5:18 p.m., on the 66 bus headed East
and everyone is cramped, close, avoiding
contact, craving space. There is a woman.

She is large, her voice, the way she flaps
her hands when she talks as if her palms
are wild birds sure of flight, her body

huge, wedged over two seats and swathed
in bundles of black fur.
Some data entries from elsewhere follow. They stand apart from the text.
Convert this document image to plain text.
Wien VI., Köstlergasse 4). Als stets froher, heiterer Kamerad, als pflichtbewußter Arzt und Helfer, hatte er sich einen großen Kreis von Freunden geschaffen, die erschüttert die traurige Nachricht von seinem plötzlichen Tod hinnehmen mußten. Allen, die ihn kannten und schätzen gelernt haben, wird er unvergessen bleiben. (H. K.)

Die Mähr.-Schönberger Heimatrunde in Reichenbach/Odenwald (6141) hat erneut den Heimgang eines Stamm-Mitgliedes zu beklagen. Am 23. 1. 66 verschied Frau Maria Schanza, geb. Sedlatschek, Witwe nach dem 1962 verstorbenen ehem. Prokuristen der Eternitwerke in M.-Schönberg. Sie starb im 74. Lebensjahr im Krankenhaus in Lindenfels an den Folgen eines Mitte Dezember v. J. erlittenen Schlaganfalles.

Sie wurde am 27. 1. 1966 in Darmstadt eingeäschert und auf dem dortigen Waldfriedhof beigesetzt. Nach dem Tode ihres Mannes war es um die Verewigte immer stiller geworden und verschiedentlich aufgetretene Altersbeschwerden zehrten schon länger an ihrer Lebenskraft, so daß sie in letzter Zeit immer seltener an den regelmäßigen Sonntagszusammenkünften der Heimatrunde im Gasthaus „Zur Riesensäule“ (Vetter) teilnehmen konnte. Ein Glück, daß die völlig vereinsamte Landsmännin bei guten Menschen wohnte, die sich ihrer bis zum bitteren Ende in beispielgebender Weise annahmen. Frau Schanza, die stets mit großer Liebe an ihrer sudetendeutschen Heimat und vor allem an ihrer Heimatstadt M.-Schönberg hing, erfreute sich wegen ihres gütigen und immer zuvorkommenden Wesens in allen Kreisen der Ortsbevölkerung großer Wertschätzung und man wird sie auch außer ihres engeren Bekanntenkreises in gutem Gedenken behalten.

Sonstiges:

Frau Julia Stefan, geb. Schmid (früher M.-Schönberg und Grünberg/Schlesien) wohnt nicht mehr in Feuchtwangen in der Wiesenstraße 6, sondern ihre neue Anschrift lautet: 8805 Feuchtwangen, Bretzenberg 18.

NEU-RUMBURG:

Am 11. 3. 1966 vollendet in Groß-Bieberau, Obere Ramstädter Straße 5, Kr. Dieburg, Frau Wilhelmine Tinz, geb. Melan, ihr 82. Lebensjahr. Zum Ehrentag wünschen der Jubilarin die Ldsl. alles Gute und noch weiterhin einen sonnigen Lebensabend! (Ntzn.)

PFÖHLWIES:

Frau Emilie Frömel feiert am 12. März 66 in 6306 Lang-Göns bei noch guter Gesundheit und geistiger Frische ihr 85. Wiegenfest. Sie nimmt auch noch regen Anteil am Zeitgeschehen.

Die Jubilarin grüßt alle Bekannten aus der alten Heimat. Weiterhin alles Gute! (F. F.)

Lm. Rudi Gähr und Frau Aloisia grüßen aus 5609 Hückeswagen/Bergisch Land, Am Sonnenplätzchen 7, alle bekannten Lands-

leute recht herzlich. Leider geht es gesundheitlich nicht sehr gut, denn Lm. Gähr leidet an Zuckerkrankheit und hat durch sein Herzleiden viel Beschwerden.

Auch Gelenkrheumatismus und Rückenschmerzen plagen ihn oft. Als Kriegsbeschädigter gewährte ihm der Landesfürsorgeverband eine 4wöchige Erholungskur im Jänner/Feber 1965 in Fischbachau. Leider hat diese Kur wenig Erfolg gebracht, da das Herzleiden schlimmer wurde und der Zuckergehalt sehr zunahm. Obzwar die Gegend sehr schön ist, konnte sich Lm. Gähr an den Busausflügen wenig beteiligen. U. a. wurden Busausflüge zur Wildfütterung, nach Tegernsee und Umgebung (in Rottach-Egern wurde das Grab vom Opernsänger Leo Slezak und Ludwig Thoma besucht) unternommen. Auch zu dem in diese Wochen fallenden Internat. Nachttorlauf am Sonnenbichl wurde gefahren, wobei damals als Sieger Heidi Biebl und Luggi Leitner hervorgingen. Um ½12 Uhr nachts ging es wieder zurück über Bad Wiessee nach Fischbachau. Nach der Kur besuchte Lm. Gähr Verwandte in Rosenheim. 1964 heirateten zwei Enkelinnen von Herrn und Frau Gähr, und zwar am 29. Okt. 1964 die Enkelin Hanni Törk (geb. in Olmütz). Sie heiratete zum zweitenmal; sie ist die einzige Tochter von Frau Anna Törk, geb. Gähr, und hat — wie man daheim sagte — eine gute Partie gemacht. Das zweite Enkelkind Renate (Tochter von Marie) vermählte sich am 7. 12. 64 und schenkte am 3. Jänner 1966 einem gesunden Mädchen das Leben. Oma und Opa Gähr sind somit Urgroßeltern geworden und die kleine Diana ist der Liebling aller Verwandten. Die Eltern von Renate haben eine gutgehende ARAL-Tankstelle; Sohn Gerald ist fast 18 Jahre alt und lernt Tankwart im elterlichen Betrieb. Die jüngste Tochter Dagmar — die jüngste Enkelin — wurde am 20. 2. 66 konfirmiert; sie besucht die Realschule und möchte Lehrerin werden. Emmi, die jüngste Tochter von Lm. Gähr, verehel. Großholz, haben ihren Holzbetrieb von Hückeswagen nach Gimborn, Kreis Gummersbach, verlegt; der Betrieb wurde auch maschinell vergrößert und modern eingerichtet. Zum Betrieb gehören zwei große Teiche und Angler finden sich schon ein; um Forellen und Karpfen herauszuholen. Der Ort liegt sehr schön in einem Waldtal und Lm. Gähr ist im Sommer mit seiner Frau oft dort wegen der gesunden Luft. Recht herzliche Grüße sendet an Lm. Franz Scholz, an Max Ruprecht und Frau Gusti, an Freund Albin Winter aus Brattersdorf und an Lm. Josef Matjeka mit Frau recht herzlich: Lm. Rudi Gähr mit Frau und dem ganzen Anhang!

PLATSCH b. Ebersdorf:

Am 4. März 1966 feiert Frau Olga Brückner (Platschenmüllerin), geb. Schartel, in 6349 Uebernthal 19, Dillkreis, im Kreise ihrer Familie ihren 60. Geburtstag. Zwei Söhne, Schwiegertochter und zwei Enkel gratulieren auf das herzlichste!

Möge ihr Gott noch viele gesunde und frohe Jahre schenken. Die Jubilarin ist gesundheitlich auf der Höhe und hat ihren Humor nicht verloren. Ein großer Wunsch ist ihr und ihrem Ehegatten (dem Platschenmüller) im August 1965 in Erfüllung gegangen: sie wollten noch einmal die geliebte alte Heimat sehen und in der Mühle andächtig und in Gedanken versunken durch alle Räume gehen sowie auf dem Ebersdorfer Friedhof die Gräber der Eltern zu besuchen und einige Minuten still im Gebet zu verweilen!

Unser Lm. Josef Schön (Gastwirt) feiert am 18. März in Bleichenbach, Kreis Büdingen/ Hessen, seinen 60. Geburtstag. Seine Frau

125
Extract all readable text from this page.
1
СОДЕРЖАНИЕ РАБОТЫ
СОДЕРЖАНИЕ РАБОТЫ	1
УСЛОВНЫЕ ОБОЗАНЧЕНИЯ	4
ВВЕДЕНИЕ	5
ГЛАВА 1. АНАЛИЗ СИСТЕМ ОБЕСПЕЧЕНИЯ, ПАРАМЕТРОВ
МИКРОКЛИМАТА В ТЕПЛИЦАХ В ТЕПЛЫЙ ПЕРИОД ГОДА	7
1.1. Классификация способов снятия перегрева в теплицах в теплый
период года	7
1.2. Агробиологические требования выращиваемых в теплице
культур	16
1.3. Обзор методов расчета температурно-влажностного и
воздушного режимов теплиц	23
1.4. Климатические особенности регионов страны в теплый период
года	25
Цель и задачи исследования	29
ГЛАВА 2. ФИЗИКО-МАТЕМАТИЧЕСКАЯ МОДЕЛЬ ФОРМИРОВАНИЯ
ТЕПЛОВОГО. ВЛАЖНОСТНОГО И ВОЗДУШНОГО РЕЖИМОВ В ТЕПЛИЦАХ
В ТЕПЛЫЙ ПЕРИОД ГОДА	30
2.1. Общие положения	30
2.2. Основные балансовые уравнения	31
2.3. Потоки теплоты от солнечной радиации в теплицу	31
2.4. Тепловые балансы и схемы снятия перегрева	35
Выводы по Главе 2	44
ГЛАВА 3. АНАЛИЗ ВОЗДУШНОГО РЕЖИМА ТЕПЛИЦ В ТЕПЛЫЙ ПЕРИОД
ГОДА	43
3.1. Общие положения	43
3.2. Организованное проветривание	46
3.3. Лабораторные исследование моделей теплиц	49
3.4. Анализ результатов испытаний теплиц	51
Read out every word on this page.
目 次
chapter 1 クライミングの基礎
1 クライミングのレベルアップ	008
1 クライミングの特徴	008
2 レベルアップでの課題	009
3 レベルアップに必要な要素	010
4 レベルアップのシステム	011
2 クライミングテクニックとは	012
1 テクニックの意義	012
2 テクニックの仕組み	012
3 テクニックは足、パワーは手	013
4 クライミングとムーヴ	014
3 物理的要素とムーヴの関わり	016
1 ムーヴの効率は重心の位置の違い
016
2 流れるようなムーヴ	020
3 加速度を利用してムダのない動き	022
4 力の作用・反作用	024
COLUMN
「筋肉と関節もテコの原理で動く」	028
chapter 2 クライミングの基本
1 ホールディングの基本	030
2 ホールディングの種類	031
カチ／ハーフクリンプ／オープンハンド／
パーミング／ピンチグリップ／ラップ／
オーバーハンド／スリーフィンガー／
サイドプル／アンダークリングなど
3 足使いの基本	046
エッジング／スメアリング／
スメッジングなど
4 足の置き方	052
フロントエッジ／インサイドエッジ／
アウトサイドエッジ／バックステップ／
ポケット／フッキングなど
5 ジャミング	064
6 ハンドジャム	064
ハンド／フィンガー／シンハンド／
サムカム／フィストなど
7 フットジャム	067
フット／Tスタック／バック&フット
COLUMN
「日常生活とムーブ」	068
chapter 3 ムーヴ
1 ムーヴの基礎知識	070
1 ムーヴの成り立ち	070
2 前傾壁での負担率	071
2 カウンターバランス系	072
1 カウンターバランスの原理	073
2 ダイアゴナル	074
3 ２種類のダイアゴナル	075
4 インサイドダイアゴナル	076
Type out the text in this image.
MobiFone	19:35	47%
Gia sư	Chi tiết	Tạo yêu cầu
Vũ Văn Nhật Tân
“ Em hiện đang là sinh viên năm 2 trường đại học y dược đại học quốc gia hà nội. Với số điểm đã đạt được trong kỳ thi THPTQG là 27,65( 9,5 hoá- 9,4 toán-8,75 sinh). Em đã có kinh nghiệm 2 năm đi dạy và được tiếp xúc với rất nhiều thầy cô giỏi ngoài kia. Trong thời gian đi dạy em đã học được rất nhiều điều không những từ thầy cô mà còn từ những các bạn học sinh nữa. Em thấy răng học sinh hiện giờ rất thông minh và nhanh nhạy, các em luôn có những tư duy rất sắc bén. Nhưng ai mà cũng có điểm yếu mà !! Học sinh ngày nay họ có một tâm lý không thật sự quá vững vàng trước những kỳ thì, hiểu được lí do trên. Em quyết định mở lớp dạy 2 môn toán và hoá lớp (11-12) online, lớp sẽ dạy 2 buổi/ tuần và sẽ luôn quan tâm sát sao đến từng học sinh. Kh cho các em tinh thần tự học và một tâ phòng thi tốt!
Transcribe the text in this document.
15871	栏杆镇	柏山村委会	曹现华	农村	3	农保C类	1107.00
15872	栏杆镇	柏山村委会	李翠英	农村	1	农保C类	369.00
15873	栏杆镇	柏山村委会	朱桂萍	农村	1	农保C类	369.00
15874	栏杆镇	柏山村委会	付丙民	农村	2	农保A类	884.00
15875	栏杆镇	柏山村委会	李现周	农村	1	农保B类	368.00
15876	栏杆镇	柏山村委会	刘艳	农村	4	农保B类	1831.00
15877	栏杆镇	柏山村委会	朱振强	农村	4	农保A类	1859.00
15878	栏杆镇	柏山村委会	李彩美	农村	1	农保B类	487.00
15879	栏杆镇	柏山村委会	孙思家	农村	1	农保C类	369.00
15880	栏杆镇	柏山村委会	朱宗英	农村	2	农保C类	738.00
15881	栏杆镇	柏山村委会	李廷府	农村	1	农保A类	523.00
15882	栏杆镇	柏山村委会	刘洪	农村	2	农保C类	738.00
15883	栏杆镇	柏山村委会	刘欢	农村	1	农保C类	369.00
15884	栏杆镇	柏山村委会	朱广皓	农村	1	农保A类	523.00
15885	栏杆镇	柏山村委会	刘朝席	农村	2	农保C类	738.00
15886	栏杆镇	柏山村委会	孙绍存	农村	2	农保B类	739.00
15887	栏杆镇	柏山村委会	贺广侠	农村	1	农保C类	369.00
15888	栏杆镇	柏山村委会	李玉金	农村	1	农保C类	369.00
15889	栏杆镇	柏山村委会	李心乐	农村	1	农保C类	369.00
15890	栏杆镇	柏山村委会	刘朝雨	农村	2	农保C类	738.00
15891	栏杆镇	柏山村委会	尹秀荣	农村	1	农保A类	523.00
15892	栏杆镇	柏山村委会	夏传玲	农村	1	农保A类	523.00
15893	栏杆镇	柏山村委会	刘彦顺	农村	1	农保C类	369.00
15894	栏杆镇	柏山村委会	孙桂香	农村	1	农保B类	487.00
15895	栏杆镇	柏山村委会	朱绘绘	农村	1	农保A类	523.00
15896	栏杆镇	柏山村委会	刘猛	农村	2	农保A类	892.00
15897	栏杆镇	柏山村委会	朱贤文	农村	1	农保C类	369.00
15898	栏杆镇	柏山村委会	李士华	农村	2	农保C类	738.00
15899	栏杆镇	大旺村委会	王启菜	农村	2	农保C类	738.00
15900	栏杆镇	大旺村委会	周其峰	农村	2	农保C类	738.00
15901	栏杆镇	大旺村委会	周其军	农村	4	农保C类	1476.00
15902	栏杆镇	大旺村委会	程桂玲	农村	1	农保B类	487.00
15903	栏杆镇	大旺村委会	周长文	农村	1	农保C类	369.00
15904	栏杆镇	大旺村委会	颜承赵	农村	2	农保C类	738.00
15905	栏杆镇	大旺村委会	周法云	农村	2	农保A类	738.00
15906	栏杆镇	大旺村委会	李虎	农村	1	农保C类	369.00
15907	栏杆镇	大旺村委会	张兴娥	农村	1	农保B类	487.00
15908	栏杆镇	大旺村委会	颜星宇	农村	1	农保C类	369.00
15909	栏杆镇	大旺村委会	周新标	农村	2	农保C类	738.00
The woman talks
as if we are all listening, and we can’t help it,

we are, we’re listening to her talk about salad,
how she eats it every day, could eat it for
breakfast lunch and dinner and the more

polite of us doubt, the more audacious
of us snigger openly, for how could this mountain
of a woman eat salad every day, as she says,

eat it every day and not crumble to dust,
not lose her great weight and become
mountain’s shadow, half the woman she is now,

a fleshy resemblance to the greens she so
loves; wilted celery leaf, limp romaine.
I stare down at my own hands

folded like sleeping doves in my lap.
I am envious of the woman, envious of
her weighted body in all its surety;

her body, the lasting memory of first kiss,
first embrace, first grief, the limitless expanse
of all three, the source of joy and sex and sorrow.

Her body, a fierce politic. One day, maybe soon,
she will take a step and shake all of us, wake us
from our lurid dreams of Lululemon and scales

and grapefruit and salad. We will be like newborns,
mouths twisted open in fear or in awe, crying for her,
crying for a woman, a woman’s body without boundaries.